Experimental Study on Discharge Behavior of Combined Air Gap with Segmented floating Conductors

Abstract

Radomes located at the protruding parts of aircrafts are susceptible to direct lightning strikes. Especially the metamaterial radomes, which have a high failure rate of lightning protection due to the large number of periodically arranged metal microstructures inside. The upward discharge initiated from the metamaterial radome is a key physical process during the lightning attachment. However, the existence of metal microstructures makes the discharge gap a combined gap consisting of a long air gap and some floating conductors. In order to simulate the upward discharge behavior initiated from the metamaterial radome, in this paper, an experimental study on the discharge behavior of combined air gap with segmented floating conductors under switching impulse voltage is carried out. A segmented floating conductors-plane gap is designed and an observation platform is set up to synchronously record the voltage waveforms, the discharge currents, the discharge processes and the whole discharge channels.

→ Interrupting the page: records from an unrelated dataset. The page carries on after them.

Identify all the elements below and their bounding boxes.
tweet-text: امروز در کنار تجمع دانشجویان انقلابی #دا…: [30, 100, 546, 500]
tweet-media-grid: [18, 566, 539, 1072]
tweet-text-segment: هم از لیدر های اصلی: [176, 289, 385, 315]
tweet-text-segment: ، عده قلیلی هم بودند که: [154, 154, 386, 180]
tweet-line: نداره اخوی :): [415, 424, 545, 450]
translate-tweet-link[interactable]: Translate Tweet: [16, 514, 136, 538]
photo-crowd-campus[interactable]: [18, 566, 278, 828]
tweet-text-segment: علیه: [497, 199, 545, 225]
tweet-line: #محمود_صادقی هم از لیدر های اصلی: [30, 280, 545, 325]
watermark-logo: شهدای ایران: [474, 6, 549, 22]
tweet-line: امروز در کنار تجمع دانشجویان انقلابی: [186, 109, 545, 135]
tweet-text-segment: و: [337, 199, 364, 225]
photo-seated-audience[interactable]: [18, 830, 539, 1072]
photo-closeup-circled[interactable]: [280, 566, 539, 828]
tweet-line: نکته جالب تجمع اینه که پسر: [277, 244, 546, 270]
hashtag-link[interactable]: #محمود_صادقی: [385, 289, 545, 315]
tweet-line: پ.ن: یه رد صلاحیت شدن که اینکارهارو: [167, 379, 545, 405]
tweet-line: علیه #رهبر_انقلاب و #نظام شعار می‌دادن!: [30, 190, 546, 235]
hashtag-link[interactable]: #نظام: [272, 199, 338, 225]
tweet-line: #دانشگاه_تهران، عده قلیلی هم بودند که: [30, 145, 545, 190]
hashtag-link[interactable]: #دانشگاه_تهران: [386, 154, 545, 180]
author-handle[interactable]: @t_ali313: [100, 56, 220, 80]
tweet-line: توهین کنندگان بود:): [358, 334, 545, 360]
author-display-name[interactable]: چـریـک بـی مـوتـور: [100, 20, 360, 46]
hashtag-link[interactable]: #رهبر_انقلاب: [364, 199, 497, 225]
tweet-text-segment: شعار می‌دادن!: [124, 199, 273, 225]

The research shows that the discharge process of the combined air gap with segmented floating conductors include the first corona injection, progressive breakdown of the gaps along the segmented conductors, leader channel along the segmented floating conductors as well as the following discontinuous leader development. At the beginning of the discharge, the discharge channel along segmented floating conductors is a leader-like channel, and it becomes a section of the leader channel in the subsequent discharge phase. Different from the discharge process in long air gap, the segmented floating conductors have a certain constraint on the initial discharge path. But as the distance between adjacent metal conductors increases, the randomness of the initial discharge path increases. The research results can provide data support for the research on lightning attachment process and mechanism of the metamaterial radomes.